Mr. Horne joined TEC Canada earlier this year. With the opportunity to acquire another firm on the horizon, Mr. Horne felt he needed to be among objective peers for no-holds-barred feedback.

Already, the group meetings have helped Mr. Horne do due diligence with a broader focus. In particular, the group has highlighted how business expansion could impact Mr. Horne’s personal life. With a wife and small son, and hopes to further expand his family, his peers’ advice was a wake-up call.

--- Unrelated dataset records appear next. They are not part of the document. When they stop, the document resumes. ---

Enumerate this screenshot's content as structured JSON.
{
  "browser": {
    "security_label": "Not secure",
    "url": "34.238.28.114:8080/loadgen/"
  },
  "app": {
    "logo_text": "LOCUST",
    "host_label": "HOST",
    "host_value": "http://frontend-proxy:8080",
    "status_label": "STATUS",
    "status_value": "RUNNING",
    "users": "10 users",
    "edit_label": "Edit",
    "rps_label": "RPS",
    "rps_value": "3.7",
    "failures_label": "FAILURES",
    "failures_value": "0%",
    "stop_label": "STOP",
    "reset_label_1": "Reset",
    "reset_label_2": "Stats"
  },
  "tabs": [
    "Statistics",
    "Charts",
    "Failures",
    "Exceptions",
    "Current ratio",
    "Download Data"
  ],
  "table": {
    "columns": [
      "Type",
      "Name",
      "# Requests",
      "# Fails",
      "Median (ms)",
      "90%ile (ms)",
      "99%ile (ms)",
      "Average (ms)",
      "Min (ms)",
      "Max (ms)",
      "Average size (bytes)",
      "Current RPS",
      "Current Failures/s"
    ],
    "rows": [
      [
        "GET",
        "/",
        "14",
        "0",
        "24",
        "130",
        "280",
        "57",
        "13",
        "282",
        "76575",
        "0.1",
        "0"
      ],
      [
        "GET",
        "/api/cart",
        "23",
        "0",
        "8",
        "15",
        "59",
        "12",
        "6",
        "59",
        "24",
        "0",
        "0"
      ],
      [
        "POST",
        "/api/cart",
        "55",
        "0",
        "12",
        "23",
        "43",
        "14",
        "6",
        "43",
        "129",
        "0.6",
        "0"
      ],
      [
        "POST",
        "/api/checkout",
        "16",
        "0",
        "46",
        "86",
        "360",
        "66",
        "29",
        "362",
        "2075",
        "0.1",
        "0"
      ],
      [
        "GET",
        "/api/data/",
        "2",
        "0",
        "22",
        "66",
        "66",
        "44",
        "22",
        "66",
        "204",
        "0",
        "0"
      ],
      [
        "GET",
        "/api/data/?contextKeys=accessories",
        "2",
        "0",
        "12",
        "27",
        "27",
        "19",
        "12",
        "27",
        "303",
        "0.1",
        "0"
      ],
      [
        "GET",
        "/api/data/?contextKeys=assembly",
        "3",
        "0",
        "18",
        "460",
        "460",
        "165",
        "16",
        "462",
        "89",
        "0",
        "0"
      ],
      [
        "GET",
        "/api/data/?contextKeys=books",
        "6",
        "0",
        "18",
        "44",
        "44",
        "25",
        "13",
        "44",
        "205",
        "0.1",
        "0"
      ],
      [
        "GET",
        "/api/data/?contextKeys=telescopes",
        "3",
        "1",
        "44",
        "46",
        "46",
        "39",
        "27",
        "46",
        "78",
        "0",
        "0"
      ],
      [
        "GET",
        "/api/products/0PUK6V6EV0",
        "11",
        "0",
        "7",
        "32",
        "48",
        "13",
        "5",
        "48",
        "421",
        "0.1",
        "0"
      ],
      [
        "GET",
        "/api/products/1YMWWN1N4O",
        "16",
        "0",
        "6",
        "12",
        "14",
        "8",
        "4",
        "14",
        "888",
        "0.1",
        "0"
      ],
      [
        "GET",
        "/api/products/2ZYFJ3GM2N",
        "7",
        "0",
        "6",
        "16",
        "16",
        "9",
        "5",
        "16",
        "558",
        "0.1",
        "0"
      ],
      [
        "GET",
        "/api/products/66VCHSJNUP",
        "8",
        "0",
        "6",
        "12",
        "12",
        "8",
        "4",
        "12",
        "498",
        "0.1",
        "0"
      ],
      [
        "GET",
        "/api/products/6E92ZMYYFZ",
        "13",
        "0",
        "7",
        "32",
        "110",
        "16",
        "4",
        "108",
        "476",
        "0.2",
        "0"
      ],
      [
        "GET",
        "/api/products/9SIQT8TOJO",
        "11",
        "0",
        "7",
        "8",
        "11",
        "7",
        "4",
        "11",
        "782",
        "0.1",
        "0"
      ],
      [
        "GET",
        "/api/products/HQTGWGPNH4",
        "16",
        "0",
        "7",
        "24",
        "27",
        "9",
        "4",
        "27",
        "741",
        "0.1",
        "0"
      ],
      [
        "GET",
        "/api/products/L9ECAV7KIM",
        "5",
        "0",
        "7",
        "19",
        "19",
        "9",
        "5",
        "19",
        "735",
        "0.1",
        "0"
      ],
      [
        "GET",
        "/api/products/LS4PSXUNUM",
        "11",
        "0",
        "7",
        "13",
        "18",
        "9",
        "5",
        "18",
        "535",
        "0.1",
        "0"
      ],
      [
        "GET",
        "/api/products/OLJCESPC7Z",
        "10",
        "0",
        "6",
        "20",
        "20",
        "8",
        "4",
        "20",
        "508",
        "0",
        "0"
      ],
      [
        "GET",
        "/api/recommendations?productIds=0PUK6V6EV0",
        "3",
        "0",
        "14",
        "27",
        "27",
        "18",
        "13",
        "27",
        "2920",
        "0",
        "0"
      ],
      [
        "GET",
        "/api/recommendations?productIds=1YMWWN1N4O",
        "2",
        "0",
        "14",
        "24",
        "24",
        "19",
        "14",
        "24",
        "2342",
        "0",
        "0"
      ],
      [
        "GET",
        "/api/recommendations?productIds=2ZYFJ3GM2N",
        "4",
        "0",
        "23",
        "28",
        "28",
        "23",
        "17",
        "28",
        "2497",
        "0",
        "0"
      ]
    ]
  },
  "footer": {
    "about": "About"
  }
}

“I now set aside a half an hour every day to reconnect with my wife,” says Mr. Horne. He’s trying to offload more tasks to others at work, limit how much he works in the evening and generally better balance his work ambitions with his personal life.

Luckily, the benefits industry is ready for young, forward-thinking entrepreneurs like Mr. Horne. Clients appreciate his stable and calm team approach. The company seeks out clients willing to create things such as benefits and retirement planning packages from scratch, often in a completely fresh way.

“The average age in our industry is 60 years old. We’re still the youngest at the table,” says Mr. Horne. “There’s a huge opportunity to move forward and grow, and we’re taking it.”